Third, Regnerus’s first published analysis of his research data failed to consider whether the children lived with, or were raised by, the parent who was, at some point, apparently involved in “a romantic relationship with someone of the same sex” and that same-sex partner. Instead, Regnerus categorized children as raised by a parent in a same-sex romantic relationship regardless of whether they were in fact raised by the parent and the parent’s same-sex romantic partner and regardless of the amount of time that they spent under the parent’s care. As a result, so long as an adult child believed that he or she had had a parent who had a relationship with someone of the same sex, then he or she was counted by Regnerus as having been “raised by” a parent in a same-sex relationship.

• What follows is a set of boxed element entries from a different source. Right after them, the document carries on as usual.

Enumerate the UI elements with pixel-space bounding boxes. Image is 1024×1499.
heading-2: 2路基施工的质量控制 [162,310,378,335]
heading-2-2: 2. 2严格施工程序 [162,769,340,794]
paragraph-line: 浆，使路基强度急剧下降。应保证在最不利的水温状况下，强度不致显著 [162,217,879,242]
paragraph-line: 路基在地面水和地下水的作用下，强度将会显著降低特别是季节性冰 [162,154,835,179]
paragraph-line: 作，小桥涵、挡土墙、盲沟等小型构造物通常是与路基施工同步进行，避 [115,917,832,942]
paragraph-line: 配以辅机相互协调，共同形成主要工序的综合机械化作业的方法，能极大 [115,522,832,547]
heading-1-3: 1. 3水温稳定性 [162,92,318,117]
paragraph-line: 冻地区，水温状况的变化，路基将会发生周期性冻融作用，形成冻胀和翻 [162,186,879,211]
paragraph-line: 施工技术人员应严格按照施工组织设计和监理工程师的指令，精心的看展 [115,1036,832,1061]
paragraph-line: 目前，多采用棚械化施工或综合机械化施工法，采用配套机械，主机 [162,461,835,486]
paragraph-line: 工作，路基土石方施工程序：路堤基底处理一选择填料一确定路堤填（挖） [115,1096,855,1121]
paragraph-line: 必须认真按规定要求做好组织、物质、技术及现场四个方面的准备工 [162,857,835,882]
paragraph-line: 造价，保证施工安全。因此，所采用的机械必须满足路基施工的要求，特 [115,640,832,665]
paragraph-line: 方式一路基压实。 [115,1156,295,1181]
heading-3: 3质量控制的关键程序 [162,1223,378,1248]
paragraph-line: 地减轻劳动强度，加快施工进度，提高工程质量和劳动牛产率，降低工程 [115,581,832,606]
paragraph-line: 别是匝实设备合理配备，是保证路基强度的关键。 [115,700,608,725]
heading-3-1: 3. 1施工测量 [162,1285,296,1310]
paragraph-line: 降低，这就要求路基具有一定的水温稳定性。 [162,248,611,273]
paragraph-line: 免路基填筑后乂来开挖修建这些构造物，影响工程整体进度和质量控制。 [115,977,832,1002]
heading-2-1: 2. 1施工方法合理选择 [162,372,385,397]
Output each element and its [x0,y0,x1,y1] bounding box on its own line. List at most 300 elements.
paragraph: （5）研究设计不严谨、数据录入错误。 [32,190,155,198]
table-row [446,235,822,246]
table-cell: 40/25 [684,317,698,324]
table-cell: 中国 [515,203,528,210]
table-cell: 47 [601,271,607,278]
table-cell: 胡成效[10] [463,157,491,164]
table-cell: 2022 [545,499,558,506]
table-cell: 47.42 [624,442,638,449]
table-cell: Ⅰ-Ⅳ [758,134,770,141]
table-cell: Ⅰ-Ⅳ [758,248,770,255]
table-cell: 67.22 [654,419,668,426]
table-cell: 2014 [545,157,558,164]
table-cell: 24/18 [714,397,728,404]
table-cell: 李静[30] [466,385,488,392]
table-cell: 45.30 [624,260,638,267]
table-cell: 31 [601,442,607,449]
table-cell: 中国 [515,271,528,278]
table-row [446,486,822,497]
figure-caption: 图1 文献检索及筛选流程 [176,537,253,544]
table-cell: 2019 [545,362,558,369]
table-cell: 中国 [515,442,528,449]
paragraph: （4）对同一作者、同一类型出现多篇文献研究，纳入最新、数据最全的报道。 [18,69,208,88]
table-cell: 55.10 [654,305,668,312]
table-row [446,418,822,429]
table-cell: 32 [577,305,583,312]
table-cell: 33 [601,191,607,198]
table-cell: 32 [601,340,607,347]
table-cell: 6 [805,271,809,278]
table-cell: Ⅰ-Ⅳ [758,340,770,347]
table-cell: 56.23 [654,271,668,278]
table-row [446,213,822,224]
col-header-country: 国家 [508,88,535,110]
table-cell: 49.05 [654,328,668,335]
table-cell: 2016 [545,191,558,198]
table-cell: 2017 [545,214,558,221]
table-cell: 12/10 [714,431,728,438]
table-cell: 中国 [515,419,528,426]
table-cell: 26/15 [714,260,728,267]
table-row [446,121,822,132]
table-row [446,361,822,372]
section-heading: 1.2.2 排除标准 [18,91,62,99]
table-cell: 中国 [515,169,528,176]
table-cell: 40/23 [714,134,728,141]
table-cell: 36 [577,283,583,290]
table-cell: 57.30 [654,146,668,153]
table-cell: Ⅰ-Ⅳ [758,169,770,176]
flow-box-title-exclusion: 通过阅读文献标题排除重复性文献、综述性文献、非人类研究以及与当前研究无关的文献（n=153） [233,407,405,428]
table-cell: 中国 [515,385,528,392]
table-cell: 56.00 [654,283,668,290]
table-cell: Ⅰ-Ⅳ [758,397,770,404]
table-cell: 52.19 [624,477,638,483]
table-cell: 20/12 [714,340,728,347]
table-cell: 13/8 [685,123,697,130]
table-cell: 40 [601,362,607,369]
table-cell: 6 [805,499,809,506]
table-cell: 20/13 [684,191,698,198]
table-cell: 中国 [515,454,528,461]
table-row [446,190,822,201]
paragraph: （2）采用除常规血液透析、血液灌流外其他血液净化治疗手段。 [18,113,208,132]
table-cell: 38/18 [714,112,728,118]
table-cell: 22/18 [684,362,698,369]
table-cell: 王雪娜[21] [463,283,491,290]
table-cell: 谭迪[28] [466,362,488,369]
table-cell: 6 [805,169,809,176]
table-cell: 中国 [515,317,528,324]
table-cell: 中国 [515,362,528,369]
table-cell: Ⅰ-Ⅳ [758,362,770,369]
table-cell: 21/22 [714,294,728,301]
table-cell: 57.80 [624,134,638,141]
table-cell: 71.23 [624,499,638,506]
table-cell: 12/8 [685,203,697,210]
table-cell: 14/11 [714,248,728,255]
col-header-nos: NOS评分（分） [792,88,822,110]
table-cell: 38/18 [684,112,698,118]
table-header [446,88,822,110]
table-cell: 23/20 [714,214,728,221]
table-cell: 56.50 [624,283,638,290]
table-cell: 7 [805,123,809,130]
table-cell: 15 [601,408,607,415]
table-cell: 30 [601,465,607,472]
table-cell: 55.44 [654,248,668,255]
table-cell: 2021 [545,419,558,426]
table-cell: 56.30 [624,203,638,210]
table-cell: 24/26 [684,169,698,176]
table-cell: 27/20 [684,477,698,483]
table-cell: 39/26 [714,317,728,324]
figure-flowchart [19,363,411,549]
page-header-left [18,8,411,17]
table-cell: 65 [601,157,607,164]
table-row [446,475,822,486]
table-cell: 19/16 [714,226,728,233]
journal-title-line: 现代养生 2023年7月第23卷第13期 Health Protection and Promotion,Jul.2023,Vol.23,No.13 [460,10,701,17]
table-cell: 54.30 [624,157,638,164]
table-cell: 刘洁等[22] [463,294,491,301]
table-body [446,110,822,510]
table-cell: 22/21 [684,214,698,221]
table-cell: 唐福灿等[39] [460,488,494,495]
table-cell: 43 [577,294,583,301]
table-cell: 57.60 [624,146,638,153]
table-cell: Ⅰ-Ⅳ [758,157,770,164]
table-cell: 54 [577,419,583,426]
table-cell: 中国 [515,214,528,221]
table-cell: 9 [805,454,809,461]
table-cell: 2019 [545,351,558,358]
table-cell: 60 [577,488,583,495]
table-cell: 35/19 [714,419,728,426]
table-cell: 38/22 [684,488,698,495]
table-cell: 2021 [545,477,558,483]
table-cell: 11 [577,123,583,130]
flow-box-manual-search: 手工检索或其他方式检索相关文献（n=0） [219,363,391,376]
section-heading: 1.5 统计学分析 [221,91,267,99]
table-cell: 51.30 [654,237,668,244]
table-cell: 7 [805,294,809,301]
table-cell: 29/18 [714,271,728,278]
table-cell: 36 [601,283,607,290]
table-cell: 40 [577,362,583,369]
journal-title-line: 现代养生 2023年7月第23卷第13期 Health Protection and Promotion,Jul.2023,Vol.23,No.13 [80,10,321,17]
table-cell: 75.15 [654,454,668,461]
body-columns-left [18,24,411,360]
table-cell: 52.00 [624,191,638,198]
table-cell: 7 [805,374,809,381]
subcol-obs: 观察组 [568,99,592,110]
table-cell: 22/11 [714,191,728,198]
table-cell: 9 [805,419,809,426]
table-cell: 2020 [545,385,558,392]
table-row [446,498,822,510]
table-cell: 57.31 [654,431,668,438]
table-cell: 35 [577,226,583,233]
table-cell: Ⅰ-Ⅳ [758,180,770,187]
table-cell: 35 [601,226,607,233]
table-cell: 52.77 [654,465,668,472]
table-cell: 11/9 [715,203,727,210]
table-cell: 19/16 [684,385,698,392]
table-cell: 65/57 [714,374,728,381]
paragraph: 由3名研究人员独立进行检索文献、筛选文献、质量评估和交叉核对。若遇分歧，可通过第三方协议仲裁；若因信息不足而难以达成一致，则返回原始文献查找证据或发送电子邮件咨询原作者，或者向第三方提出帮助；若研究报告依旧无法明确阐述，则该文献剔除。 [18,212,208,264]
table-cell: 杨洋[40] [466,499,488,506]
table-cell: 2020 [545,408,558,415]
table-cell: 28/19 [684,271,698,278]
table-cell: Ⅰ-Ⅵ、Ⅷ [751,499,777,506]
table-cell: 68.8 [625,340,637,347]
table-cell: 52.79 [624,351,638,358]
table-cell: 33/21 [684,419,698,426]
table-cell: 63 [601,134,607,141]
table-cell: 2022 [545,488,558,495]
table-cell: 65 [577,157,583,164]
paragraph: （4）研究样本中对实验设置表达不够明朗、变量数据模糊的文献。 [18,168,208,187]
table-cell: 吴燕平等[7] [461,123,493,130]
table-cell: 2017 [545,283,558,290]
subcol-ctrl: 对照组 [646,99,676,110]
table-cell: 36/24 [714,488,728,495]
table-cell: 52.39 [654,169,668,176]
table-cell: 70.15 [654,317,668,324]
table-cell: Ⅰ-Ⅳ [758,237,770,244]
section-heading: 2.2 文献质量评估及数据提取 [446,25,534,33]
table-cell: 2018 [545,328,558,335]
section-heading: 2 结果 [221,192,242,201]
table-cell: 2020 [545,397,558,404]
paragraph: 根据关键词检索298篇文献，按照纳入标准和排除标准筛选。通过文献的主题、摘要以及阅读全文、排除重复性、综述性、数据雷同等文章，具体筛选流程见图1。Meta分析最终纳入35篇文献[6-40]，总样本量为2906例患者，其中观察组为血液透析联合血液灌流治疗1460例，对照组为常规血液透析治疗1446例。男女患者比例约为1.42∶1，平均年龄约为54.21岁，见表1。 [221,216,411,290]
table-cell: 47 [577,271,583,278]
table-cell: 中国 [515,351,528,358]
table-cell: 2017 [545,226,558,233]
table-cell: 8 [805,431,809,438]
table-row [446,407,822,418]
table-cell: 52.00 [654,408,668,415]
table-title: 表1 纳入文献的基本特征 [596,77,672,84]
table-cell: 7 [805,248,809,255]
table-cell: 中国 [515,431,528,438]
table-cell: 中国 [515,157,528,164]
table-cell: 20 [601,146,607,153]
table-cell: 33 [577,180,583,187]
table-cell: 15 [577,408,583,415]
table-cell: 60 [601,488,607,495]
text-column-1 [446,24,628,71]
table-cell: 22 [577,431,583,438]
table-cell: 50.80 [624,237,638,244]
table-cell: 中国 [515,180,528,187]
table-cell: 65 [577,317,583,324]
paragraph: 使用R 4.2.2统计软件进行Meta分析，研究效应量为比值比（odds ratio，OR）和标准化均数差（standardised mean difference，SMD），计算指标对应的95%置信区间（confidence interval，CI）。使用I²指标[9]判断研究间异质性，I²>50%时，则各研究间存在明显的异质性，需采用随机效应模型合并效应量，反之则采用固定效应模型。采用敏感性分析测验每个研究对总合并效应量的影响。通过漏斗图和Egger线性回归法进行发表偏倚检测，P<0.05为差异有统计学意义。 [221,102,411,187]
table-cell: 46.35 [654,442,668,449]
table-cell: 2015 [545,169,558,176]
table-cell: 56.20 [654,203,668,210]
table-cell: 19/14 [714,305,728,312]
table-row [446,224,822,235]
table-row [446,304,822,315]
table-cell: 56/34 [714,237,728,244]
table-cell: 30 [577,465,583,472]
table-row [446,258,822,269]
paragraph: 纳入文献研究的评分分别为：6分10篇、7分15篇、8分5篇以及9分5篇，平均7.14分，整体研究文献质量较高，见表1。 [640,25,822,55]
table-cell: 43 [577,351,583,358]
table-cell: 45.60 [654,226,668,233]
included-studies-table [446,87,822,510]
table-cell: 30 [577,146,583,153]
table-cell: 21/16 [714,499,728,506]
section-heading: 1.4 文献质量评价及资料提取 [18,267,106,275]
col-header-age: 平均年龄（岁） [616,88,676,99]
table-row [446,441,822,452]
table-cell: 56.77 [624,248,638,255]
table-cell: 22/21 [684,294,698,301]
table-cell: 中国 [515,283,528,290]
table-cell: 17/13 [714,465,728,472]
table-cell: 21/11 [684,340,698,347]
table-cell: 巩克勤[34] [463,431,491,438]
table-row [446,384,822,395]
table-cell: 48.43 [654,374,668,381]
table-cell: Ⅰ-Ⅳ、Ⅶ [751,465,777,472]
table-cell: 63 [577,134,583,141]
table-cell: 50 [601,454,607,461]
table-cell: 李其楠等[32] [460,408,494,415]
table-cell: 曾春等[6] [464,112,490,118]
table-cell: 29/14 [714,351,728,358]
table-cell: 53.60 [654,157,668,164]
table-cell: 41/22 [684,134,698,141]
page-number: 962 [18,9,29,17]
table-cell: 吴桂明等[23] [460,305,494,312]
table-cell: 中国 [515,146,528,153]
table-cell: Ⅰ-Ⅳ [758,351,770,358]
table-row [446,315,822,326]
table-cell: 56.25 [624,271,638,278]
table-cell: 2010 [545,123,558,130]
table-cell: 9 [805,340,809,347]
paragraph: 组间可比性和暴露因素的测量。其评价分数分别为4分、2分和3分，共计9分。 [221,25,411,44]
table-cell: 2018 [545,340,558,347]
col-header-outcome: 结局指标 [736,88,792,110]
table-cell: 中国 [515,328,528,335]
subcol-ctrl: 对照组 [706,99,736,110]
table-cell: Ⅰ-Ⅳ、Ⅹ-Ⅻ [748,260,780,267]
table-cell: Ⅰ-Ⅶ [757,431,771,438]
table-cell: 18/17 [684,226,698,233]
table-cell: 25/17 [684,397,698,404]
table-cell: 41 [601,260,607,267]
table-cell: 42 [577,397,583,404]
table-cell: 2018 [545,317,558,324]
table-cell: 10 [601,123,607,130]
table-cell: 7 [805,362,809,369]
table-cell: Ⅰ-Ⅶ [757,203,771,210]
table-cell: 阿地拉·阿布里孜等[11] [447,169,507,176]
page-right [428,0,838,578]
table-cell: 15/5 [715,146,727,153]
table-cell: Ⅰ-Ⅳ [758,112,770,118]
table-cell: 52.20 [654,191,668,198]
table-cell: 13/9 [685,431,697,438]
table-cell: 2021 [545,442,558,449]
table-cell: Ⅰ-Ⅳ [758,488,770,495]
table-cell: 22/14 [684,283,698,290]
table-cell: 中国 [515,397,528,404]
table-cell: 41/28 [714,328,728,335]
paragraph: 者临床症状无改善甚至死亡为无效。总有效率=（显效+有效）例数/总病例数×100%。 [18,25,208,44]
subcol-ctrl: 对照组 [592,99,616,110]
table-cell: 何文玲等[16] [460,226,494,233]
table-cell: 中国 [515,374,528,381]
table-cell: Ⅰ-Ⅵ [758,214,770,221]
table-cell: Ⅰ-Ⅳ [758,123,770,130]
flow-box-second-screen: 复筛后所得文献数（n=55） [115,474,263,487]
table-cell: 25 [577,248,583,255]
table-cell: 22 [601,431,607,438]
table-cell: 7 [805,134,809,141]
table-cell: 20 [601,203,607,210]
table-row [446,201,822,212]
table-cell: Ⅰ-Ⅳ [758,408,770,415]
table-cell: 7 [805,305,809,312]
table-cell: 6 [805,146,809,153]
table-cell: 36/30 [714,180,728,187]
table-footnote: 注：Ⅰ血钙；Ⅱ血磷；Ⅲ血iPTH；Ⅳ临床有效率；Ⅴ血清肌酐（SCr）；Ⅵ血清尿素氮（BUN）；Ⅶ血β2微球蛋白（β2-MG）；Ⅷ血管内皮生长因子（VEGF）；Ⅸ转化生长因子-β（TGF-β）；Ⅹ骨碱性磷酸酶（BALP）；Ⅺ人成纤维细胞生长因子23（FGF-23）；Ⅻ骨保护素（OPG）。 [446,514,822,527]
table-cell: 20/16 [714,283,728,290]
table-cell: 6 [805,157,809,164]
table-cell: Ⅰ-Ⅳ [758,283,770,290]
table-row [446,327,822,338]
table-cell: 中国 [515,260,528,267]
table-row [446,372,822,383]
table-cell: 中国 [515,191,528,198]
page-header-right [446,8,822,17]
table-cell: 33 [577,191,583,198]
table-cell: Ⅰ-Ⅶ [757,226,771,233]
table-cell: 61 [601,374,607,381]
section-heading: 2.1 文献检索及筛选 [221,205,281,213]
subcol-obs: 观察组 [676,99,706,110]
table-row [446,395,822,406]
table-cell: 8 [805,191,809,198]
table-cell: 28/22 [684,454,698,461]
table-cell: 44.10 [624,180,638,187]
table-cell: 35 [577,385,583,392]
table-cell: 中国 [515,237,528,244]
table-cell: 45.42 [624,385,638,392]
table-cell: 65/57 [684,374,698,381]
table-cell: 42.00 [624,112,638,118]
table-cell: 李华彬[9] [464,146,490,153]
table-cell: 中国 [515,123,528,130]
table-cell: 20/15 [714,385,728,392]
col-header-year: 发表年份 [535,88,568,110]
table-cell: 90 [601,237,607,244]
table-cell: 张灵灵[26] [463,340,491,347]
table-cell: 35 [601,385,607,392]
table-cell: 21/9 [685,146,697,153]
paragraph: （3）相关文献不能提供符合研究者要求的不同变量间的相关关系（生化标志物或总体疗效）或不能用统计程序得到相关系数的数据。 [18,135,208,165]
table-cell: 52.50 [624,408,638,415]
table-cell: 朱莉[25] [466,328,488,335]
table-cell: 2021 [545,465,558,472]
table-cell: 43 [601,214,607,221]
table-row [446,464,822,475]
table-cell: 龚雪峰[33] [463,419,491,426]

Fourth, in contrast to every other study on same-sex parenting, Regnerus identified parents who had purportedly engaged in a same-sex romantic relationship based solely on the child’s own retrospective report of the parent’s romantic relationships, made once the child was an adult. This unusual measurement strategy ignored the fact that the child may have limited and inaccurate recollections of the parents’ distant romantic past.
Finally, the study fails to account for the fact that the negative outcomes may have been caused by other childhood events or events later in the individual’s adult life, particularly given that the vast majority (thirty-seven of forty) of the outcomes measured were adult and not childhood outcomes. Factors other than same-sex parenting are likely to explain these negative outcomes in the Regnerus study. Regnerus himself concludes that “I am thus not suggesting that growing up with a lesbian mother or gay father causes suboptimal outcomes because of the sexual orientation or sexual behavior of the parent.”
In sum, by conflating (1) children raised by same-sex parents with (2) individuals who reportedly had a parent who had “a romantic relationship with someone of the same sex,” and referring to such individuals as children of “lesbian mothers” or “gay fathers,” the Regnerus study obscures the fact that it did not specifically examine children raised by two same-sex parents. Accordingly, it cannot speak to the impact of same-sex parenting on child outcomes.
This has been a terrific week and there has been much momentum for LGBT equality. Let’s hope the Supreme Court makes a wise decision and sides with the future instead of the past.